On Sunday night, the Recording Academy handed out its 65th annual GRAMMY Awards at the Crypto Arena in Los Angeles. And as usual, there were plenty of past Levitt performers among the winners, for a total of eight awards!

Taking home one of the GRAMMYs’ “Big Four” general field awards was Samara Joy, who made her Levitt debut at Levitt AMP Utica in 2021. The 23-year-old jazz singer was named Best New Artist—an honor previously bestowed on the likes of Adele, Sade, and the Beatles—as well as winning Best Jazz Vocal Album for her debut, Linger Awhile. Video of Joy’s Levitt performance is available here. Do yourself a favor and check it out!

Best New Artist winner Samara Joy performed at Levitt AMP Utica in 2021.

Elsewhere, contemporary gospel music legend Kirk Franklin, who performed at Levitt Pavilion Arlington in 2019, claimed three GRAMMYs for his collaboration with Maverick City Music: Best Gospel Album, for Kingdom Book One Deluxe, Best Gospel Song/Performance, for “Kingdom,” and Best Contemporary Christian Music Song/Performance for the song “Fear Is Not My Future.”

Texas instrumental ensemble Snarky Puppy, which headlined at Levitt Pavilion Arlington in 2010 and 2013, won Best Contemporary Instrumental Album for Empire Central. Gullah music act Ranky Tanky, which graced the stages of Levitt Pavilion Westport in 2018 and Levitt Shell Sioux Falls in 2021, picked up a GRAMMY for Live at the 2022 New Orleans Jazz & Heritage Festival, which won Best Regional Roots Music Album. And eight-time Levitt performers Dirty Dozen Brass Band won Best American Roots Performance for “Stompin’ Ground,” a duet with Aaron Neville.

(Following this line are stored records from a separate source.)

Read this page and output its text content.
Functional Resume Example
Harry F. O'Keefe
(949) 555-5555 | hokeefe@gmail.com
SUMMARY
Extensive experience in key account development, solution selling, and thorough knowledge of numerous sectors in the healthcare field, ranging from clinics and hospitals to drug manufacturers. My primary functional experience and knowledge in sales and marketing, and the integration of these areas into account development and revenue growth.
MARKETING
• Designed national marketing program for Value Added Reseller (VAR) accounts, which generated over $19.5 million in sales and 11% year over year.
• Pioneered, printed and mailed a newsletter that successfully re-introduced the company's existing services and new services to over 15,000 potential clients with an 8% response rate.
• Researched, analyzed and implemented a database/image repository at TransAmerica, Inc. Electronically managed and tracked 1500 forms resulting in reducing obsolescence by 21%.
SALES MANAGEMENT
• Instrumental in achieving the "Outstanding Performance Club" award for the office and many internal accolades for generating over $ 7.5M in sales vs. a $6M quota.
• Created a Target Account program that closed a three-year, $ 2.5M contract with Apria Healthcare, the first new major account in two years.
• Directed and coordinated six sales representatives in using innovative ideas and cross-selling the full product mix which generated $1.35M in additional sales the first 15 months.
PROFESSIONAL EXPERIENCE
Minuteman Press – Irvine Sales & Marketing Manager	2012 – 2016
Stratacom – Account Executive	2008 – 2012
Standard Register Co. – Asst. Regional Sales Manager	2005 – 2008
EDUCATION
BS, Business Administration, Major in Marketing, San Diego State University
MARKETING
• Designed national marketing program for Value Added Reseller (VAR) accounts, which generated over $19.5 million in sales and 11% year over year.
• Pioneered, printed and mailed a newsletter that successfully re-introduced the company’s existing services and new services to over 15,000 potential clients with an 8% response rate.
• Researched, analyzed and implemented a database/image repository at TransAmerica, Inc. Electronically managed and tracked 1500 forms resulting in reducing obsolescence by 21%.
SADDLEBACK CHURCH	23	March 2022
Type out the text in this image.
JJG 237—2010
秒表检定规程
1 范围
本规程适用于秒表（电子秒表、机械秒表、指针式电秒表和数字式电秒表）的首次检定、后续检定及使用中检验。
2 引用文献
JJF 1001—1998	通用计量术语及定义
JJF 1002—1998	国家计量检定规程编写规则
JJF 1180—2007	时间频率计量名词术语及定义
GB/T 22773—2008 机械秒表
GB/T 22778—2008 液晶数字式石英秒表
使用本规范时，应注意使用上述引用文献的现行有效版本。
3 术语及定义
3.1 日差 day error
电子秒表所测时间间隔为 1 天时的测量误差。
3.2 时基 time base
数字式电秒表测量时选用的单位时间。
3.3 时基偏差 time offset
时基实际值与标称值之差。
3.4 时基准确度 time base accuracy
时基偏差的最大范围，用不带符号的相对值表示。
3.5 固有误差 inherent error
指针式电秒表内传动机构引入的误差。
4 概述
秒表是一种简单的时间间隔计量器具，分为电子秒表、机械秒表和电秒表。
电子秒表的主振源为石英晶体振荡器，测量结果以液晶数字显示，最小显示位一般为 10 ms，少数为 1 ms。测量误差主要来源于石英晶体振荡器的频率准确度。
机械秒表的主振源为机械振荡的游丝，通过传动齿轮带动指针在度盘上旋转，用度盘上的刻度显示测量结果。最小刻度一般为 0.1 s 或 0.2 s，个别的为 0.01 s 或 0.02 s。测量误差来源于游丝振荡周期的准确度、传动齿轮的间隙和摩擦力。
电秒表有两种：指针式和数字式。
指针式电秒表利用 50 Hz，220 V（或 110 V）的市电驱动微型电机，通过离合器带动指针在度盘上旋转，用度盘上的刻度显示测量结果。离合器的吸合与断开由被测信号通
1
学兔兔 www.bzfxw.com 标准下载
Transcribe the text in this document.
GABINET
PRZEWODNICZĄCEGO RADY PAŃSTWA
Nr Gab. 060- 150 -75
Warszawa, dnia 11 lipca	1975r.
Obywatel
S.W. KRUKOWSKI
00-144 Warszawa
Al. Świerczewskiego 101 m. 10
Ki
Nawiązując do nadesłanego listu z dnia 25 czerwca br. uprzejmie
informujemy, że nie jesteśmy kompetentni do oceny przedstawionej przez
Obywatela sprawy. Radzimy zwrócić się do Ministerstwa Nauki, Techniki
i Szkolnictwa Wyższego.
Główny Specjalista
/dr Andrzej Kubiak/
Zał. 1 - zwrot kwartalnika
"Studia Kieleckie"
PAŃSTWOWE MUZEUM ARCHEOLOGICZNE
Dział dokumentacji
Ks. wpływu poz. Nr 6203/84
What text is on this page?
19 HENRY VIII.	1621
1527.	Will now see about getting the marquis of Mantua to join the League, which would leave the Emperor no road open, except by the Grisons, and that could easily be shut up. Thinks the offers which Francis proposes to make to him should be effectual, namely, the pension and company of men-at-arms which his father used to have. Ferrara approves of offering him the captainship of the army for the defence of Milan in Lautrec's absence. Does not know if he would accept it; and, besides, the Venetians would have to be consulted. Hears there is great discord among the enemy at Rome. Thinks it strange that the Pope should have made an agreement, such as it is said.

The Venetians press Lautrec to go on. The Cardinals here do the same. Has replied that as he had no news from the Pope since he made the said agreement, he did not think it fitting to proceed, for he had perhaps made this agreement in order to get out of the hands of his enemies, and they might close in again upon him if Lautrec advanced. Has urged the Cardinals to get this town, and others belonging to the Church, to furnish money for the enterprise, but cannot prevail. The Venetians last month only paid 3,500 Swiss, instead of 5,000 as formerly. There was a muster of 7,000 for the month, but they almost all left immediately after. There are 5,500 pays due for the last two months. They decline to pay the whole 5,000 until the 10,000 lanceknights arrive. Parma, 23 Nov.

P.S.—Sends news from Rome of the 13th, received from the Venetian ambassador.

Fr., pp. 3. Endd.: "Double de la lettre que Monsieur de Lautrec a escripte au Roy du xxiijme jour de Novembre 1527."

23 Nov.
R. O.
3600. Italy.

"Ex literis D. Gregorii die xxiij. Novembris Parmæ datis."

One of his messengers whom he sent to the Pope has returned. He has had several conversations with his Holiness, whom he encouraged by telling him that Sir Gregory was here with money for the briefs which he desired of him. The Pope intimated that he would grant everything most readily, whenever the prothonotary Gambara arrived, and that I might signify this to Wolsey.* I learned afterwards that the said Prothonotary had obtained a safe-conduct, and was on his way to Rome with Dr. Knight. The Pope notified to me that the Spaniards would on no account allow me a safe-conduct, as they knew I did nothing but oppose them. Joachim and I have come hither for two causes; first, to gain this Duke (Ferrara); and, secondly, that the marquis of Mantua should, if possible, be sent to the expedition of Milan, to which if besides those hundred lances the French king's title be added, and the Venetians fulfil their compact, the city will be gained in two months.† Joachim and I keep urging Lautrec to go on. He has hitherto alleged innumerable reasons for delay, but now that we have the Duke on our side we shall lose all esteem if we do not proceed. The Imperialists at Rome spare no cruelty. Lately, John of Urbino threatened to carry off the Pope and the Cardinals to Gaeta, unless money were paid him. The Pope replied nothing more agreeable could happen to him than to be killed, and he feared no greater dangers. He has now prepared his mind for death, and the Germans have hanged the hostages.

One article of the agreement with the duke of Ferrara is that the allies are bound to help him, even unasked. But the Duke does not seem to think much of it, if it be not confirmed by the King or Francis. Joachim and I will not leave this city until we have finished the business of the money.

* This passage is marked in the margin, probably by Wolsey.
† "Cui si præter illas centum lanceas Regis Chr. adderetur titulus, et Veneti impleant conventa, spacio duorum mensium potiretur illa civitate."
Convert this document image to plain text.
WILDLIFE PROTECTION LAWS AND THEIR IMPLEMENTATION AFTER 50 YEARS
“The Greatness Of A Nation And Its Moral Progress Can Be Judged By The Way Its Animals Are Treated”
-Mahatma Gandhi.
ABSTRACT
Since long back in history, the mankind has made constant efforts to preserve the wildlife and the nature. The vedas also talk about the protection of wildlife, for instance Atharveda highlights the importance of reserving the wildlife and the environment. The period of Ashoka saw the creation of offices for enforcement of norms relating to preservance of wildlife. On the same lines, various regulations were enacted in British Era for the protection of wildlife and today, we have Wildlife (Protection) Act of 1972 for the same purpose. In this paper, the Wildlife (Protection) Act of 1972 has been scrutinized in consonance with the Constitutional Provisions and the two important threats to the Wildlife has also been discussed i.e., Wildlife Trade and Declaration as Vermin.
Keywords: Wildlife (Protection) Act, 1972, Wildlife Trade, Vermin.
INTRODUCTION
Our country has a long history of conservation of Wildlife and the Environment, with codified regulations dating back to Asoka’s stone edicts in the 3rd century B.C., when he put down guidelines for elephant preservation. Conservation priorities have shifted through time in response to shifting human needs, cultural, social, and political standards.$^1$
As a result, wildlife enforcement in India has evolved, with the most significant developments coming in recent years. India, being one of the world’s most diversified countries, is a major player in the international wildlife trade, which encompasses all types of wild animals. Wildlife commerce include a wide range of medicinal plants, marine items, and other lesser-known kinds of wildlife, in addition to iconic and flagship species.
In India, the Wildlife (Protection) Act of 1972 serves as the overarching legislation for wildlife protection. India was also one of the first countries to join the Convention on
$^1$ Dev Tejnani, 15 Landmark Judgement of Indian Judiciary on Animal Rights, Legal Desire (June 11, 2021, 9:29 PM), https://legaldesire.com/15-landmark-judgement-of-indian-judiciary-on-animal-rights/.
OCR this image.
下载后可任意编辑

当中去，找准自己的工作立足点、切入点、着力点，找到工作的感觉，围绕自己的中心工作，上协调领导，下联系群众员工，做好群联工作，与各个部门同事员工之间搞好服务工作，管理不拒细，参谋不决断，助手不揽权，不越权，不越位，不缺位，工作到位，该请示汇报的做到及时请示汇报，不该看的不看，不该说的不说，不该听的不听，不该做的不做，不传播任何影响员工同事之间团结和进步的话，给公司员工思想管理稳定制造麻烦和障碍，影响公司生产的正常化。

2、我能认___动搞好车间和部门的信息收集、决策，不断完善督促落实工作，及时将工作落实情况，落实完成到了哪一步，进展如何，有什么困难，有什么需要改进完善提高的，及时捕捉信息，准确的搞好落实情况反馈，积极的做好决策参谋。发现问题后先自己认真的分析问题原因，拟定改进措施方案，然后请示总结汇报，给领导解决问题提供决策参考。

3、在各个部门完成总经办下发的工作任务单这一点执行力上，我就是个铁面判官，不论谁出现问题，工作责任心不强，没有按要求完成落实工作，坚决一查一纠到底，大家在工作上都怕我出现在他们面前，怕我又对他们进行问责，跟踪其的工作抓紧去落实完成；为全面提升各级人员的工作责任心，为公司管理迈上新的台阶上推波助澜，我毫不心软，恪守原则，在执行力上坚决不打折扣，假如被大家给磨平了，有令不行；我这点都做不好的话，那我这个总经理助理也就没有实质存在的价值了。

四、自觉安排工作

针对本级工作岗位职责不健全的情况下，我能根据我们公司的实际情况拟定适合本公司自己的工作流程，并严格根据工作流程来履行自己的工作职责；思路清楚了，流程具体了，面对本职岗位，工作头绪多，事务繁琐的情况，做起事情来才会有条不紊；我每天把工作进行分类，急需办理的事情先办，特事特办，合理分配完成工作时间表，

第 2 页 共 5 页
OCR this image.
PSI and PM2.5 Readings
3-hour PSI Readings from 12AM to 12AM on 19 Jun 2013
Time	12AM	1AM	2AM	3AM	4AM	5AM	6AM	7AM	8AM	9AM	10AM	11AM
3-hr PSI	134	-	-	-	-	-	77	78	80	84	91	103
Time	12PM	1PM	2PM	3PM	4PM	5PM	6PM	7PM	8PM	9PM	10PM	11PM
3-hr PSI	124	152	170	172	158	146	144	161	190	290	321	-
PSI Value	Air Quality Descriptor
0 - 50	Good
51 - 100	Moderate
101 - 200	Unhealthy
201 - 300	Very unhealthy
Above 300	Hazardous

Levitt artists weren’t only found on the winner’s podium. The pre-televised portion of the ceremony (in which most of the night’s awards are handed out) got off to a rousing start with a performance from five-time Levitt performers La Santa Cecilia, who were joined by 2018 Levitt National Tour artists the Blind Boys of Alabama and saxophonist Bob Mintzer (who played Levitt Pavilion Arlington in 2010), among others, for a rendition of Rare Earth’s “I Just Want to Celebrate.” Joy took to the GRAMMY stage later in the ceremony, with her soulful, virtuosic take on jazz standard “Can’t Get Out of This Mood.”

The Levitt Foundation congratulates all of Sunday night’s winners and nominees, with special gratitude for those who have shared their talents on Levitt network stages nationwide.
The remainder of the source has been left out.